Requena hizo una seña de silencio, oímos un clic y un motor que encendía.

—Son las bombas de la cisterna —nos tranquilizó—. Se encienden a esta hora.

Seguimos revisando aunque era complicado avanzar entre las pilas de muebles, baúles y gabinetes. Conde lo tenía más fácil porque era pequeña y delgada como un fideo.

—Eh, ¡miren acá! —nos llamó nuestra amiga desde una esquina—. ¡Hay una bóveda de banco! ¡Seguro hay un tesoro!

Como pudimos, llegamos a donde estaba Conde. En efecto, se trataba de una enorme puerta de metal que tenía al frente grabada una letra B entretejida con espigas y alrededor contenía unas líneas geométricas con trazo de laberinto. Requena la examinó.

—Tiene una cerradura de alta seguridad —señaló con su dedo regordete.

—¡Hay que abrirla! —Conde dio saltitos.

—¿No oíste lo que acabo de decir? —Requena empujó con fuerza—. Para abrir esto se necesita una llave especial.

—¿Qué habrá del otro lado? —di golpes. La puerta era tan gruesa que absorbía el sonido.

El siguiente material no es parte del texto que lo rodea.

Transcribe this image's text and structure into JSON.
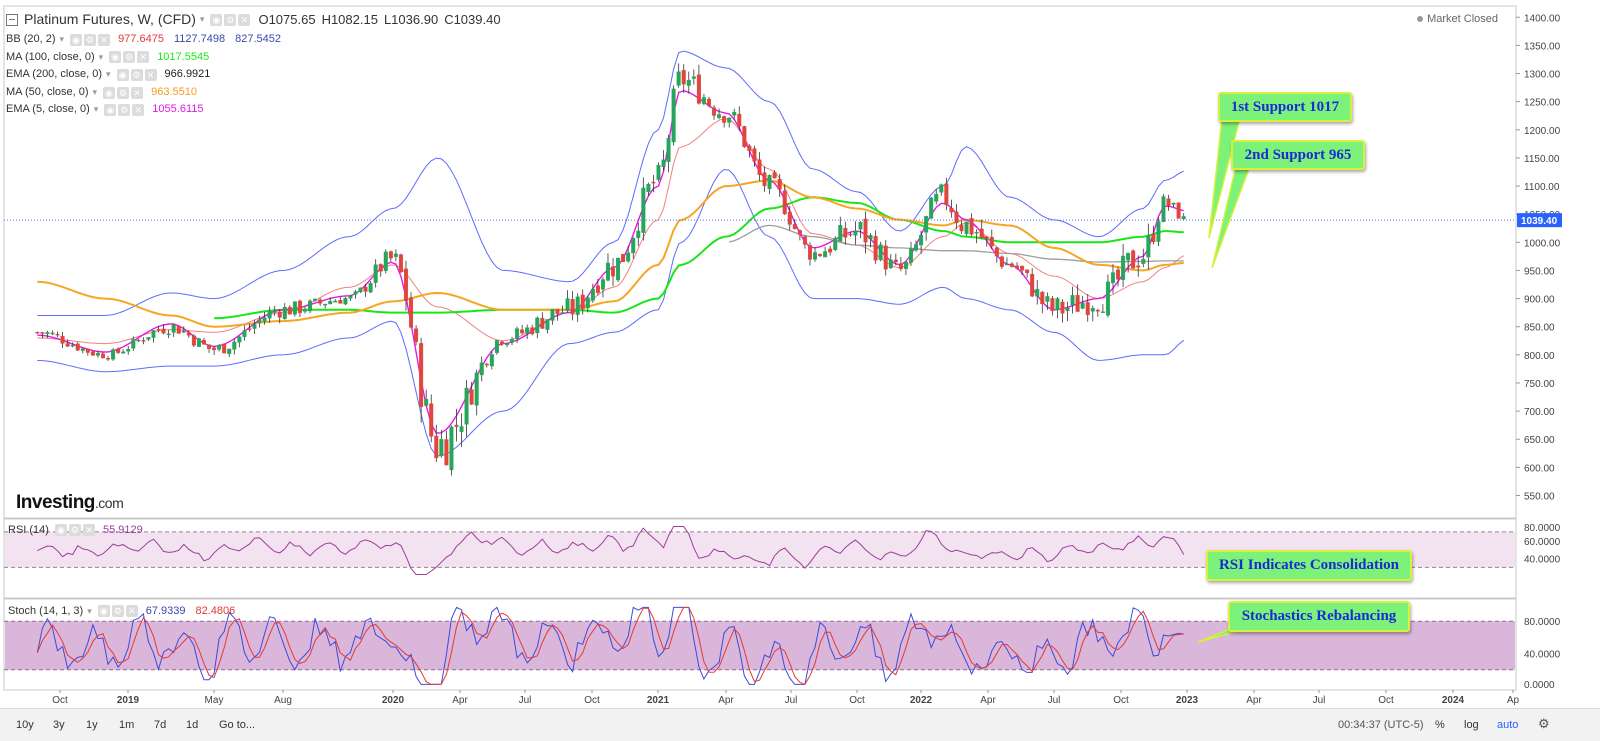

—Tal vez una bóveda de seguridad —meditó Requena—. Recordemos que en el Begur vivía gente extremadamente rica. No sería raro que tuvieran un sitio para guardar sus joyas y cosas de valor.

—A mis tíos les vendría bien unos lingotes de oro —suspiró Conde.

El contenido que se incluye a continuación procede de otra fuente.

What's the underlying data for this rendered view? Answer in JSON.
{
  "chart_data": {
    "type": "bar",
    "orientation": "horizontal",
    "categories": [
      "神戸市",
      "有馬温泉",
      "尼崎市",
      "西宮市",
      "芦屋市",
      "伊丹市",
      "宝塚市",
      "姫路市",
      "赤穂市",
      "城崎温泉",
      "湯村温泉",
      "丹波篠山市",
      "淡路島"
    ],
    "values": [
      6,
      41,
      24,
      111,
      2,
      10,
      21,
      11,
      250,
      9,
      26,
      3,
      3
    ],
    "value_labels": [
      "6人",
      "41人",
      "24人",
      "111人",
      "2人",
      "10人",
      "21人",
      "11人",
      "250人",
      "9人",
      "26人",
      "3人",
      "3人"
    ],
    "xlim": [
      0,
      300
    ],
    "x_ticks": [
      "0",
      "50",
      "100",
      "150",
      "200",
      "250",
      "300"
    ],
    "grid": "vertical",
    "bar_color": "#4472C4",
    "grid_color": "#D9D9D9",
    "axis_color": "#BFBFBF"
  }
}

—¡Ya quisieras, Pigmeo! La bóveda debe de estar vacía. Los ricos se fueron hace tiempo… ¡y llegaron tus tíos!

—Ajá, y tu madre y tú —sonrió Conde—. ¡Todo lo que tienen es prestado!

—El piano es de mamá. Un auténtico Steinway & Sons, ¡vale una fortuna!

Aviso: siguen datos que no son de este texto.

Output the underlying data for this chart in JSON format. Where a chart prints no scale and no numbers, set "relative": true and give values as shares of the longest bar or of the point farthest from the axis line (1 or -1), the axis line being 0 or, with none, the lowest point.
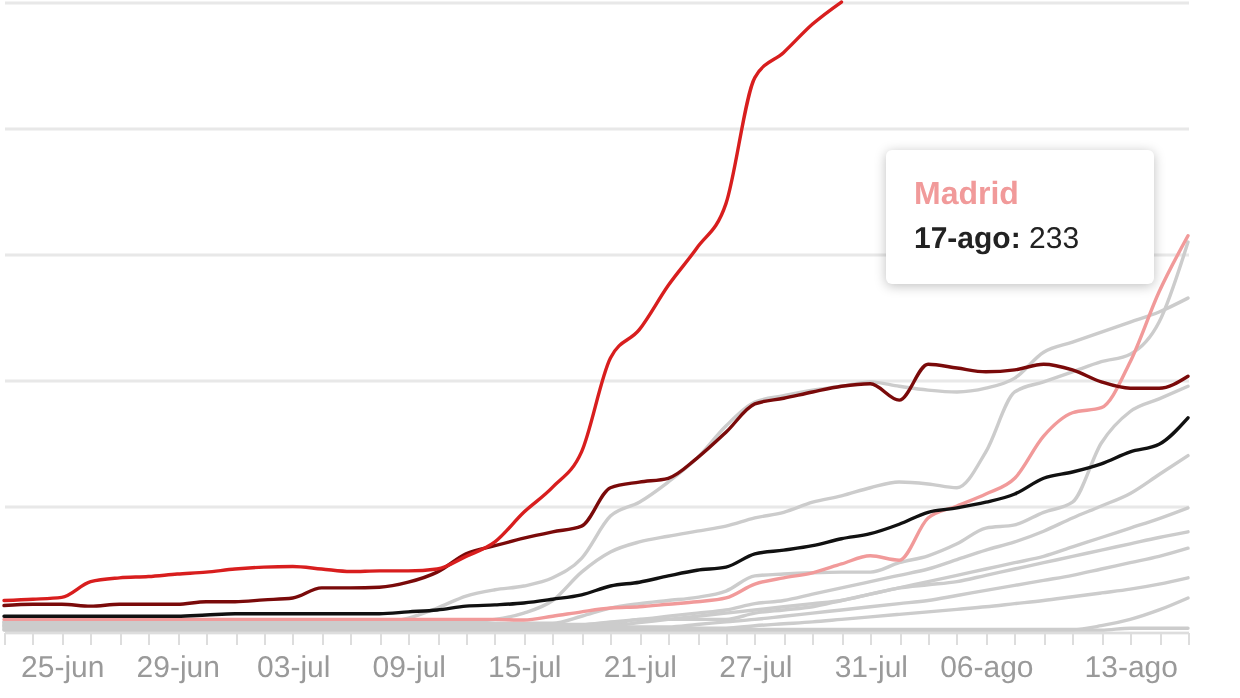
{
  "chart_data": {
    "type": "line",
    "relative": true,
    "grid": true,
    "categories": [
      null,
      null,
      "25-jun",
      null,
      null,
      null,
      "29-jun",
      null,
      null,
      null,
      "03-jul",
      null,
      null,
      null,
      "09-jul",
      null,
      null,
      null,
      "15-jul",
      null,
      null,
      null,
      "21-jul",
      null,
      null,
      null,
      "27-jul",
      null,
      null,
      null,
      "31-jul",
      null,
      null,
      null,
      "06-ago",
      null,
      null,
      null,
      null,
      "13-ago",
      null,
      null
    ],
    "annotations": [
      "17-ago: 233"
    ],
    "series": [
      {
        "color": "#cccccc",
        "values": [
          0.016,
          0.016,
          0.016,
          0.016,
          0.016,
          0.016,
          0.016,
          0.016,
          0.016,
          0.016,
          0.016,
          0.016,
          0.016,
          0.016,
          0.022,
          0.038,
          0.057,
          0.067,
          0.073,
          0.086,
          0.117,
          0.184,
          0.206,
          0.238,
          0.276,
          0.327,
          0.365,
          0.375,
          0.384,
          0.39,
          0.397,
          0.39,
          0.384,
          0.381,
          0.387,
          0.403,
          0.444,
          0.46,
          0.476,
          0.492,
          0.508,
          0.53
        ]
      },
      {
        "color": "#cccccc",
        "values": [
          0.016,
          0.016,
          0.016,
          0.016,
          0.016,
          0.016,
          0.016,
          0.016,
          0.016,
          0.016,
          0.016,
          0.016,
          0.016,
          0.016,
          0.016,
          0.016,
          0.016,
          0.02,
          0.03,
          0.05,
          0.095,
          0.127,
          0.143,
          0.152,
          0.16,
          0.168,
          0.181,
          0.19,
          0.206,
          0.216,
          0.229,
          0.238,
          0.235,
          0.229,
          0.286,
          0.381,
          0.397,
          0.413,
          0.429,
          0.441,
          0.492,
          0.619
        ]
      },
      {
        "color": "#cccccc",
        "values": [
          0.014,
          0.014,
          0.014,
          0.014,
          0.014,
          0.014,
          0.014,
          0.014,
          0.014,
          0.014,
          0.014,
          0.014,
          0.014,
          0.014,
          0.014,
          0.014,
          0.014,
          0.014,
          0.014,
          0.014,
          0.025,
          0.038,
          0.045,
          0.05,
          0.055,
          0.065,
          0.089,
          0.092,
          0.094,
          0.095,
          0.095,
          0.11,
          0.121,
          0.14,
          0.165,
          0.17,
          0.19,
          0.206,
          0.3,
          0.35,
          0.37,
          0.39
        ]
      },
      {
        "color": "#cccccc",
        "values": [
          0.012,
          0.012,
          0.012,
          0.012,
          0.012,
          0.012,
          0.012,
          0.012,
          0.012,
          0.012,
          0.012,
          0.012,
          0.012,
          0.012,
          0.012,
          0.012,
          0.012,
          0.012,
          0.012,
          0.012,
          0.012,
          0.016,
          0.02,
          0.025,
          0.03,
          0.035,
          0.045,
          0.05,
          0.06,
          0.07,
          0.08,
          0.09,
          0.1,
          0.115,
          0.13,
          0.143,
          0.16,
          0.181,
          0.2,
          0.22,
          0.25,
          0.28
        ]
      },
      {
        "color": "#cccccc",
        "values": [
          0.01,
          0.01,
          0.01,
          0.01,
          0.01,
          0.01,
          0.01,
          0.01,
          0.01,
          0.01,
          0.01,
          0.01,
          0.01,
          0.01,
          0.01,
          0.01,
          0.01,
          0.01,
          0.01,
          0.01,
          0.01,
          0.012,
          0.02,
          0.02,
          0.02,
          0.02,
          0.03,
          0.035,
          0.04,
          0.05,
          0.06,
          0.07,
          0.08,
          0.09,
          0.1,
          0.11,
          0.12,
          0.135,
          0.15,
          0.165,
          0.18,
          0.197
        ]
      },
      {
        "color": "#cccccc",
        "values": [
          0.01,
          0.01,
          0.01,
          0.01,
          0.01,
          0.01,
          0.01,
          0.01,
          0.01,
          0.01,
          0.01,
          0.01,
          0.01,
          0.01,
          0.01,
          0.01,
          0.01,
          0.01,
          0.01,
          0.01,
          0.01,
          0.01,
          0.015,
          0.02,
          0.025,
          0.03,
          0.035,
          0.04,
          0.045,
          0.05,
          0.06,
          0.07,
          0.075,
          0.08,
          0.09,
          0.1,
          0.11,
          0.12,
          0.13,
          0.14,
          0.15,
          0.159
        ]
      },
      {
        "color": "#cccccc",
        "values": [
          0.008,
          0.008,
          0.008,
          0.008,
          0.008,
          0.008,
          0.008,
          0.008,
          0.008,
          0.008,
          0.008,
          0.008,
          0.008,
          0.008,
          0.008,
          0.008,
          0.008,
          0.008,
          0.008,
          0.008,
          0.008,
          0.008,
          0.008,
          0.008,
          0.012,
          0.016,
          0.02,
          0.025,
          0.03,
          0.035,
          0.04,
          0.045,
          0.05,
          0.058,
          0.066,
          0.074,
          0.082,
          0.09,
          0.1,
          0.11,
          0.12,
          0.133
        ]
      },
      {
        "color": "#cccccc",
        "values": [
          0.006,
          0.006,
          0.006,
          0.006,
          0.006,
          0.006,
          0.006,
          0.006,
          0.006,
          0.006,
          0.006,
          0.006,
          0.006,
          0.006,
          0.006,
          0.006,
          0.006,
          0.006,
          0.006,
          0.006,
          0.006,
          0.006,
          0.006,
          0.006,
          0.006,
          0.006,
          0.01,
          0.013,
          0.016,
          0.02,
          0.024,
          0.028,
          0.032,
          0.036,
          0.04,
          0.045,
          0.05,
          0.056,
          0.062,
          0.068,
          0.076,
          0.086
        ]
      },
      {
        "color": "#cccccc",
        "values": [
          0.004,
          0.004,
          0.004,
          0.004,
          0.004,
          0.004,
          0.004,
          0.004,
          0.004,
          0.004,
          0.004,
          0.004,
          0.004,
          0.004,
          0.004,
          0.004,
          0.004,
          0.004,
          0.004,
          0.004,
          0.004,
          0.004,
          0.004,
          0.004,
          0.004,
          0.004,
          0.004,
          0.004,
          0.004,
          0.004,
          0.004,
          0.004,
          0.004,
          0.004,
          0.004,
          0.004,
          0.004,
          0.004,
          0.01,
          0.02,
          0.035,
          0.054
        ]
      },
      {
        "color": "#cccccc",
        "values": [
          0.003,
          0.003,
          0.003,
          0.003,
          0.003,
          0.003,
          0.003,
          0.003,
          0.003,
          0.003,
          0.003,
          0.003,
          0.003,
          0.003,
          0.003,
          0.003,
          0.003,
          0.003,
          0.003,
          0.003,
          0.003,
          0.003,
          0.003,
          0.003,
          0.003,
          0.003,
          0.003,
          0.003,
          0.003,
          0.003,
          0.003,
          0.003,
          0.003,
          0.003,
          0.003,
          0.003,
          0.003,
          0.003,
          0.003,
          0.006,
          0.006,
          0.006
        ]
      },
      {
        "name": "Madrid",
        "color": "#f19a9a",
        "values": [
          0.02,
          0.02,
          0.02,
          0.02,
          0.02,
          0.02,
          0.02,
          0.02,
          0.02,
          0.02,
          0.02,
          0.02,
          0.02,
          0.02,
          0.02,
          0.02,
          0.02,
          0.02,
          0.019,
          0.025,
          0.032,
          0.038,
          0.04,
          0.044,
          0.048,
          0.054,
          0.076,
          0.086,
          0.094,
          0.108,
          0.121,
          0.114,
          0.181,
          0.2,
          0.219,
          0.244,
          0.311,
          0.348,
          0.356,
          0.429,
          0.54,
          0.629
        ]
      },
      {
        "color": "#111111",
        "values": [
          0.025,
          0.025,
          0.025,
          0.025,
          0.025,
          0.025,
          0.025,
          0.027,
          0.029,
          0.029,
          0.029,
          0.029,
          0.029,
          0.029,
          0.032,
          0.035,
          0.041,
          0.043,
          0.046,
          0.052,
          0.059,
          0.073,
          0.079,
          0.089,
          0.098,
          0.103,
          0.124,
          0.13,
          0.137,
          0.148,
          0.156,
          0.171,
          0.19,
          0.197,
          0.206,
          0.219,
          0.244,
          0.254,
          0.267,
          0.286,
          0.298,
          0.34
        ]
      },
      {
        "color": "#7a0a0a",
        "values": [
          0.042,
          0.044,
          0.044,
          0.041,
          0.044,
          0.044,
          0.044,
          0.048,
          0.048,
          0.051,
          0.054,
          0.07,
          0.07,
          0.071,
          0.079,
          0.095,
          0.124,
          0.137,
          0.149,
          0.159,
          0.168,
          0.229,
          0.238,
          0.244,
          0.276,
          0.317,
          0.362,
          0.371,
          0.381,
          0.39,
          0.394,
          0.368,
          0.425,
          0.419,
          0.413,
          0.416,
          0.425,
          0.416,
          0.397,
          0.387,
          0.387,
          0.406
        ]
      },
      {
        "color": "#d81e1e",
        "values": [
          0.05,
          0.052,
          0.055,
          0.08,
          0.086,
          0.088,
          0.092,
          0.095,
          0.1,
          0.103,
          0.104,
          0.1,
          0.096,
          0.097,
          0.097,
          0.1,
          0.12,
          0.143,
          0.19,
          0.23,
          0.286,
          0.435,
          0.48,
          0.55,
          0.61,
          0.68,
          0.88,
          0.92,
          0.965,
          1,
          null,
          null,
          null,
          null,
          null,
          null,
          null,
          null,
          null,
          null,
          null,
          null
        ]
      }
    ]
  }
}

—Eh, chicos, seguro que todos somos pobres como ratas —interrumpí—. ¿Y si seguimos?

Después de explorar un poco entre la ropa y los muebles antiguos, volvimos al rellano y exploramos el pasillo que daba a otra habitación, aunque era mucho menos interesante. Allí estaba la caldera y bombas de la cisterna; había una mesa con herramientas, botes de impermeabilizante, mangueras e implementos de limpieza.

—Aquí no hay lugar para esconder un cadáver —observé—. Tal vez esté en algún mueble del almacén, pero tardaríamos una eternidad en abrir cada chisme.

—Tengo un remedio para eso —Requena sacó de su mochila una cadenilla con un dije—. Vamos a preguntarle dónde se encuentra.

—¿A… la muerta? —sonreí—. No hablas en serio.

—Esto es más serio de lo que crees —y extendió la mano con el péndulo—. Si Noemí busca justicia, y es lo que sospecho, nos dirá dónde escondió el profe su cuerpo.

—Pero ¿a quién vas a llamar? ¿Al fantasma o al espectro? —quiso saber Conde.

—A quién conteste, claro —el chico gordo cerró los ojos—. Sería genial un fenómeno fulgor de categoría uno, pero me conformo con un despojo de tercer nivel… ya veremos. Silencio —impostó la voz y comenzó su invocación—: Noemí, somos tus vecinos y queremos hablar contigo…

Trazó círculos con el péndulo. De pronto, me di cuenta de lo absurdo de la situación; apreté los labios para no reír.

—Estamos aquí para ayudarte —siguió Requena, reconcentrado—, para que encuentres justicia y tu cuerpo obtenga eterno reposo. Danos una señal.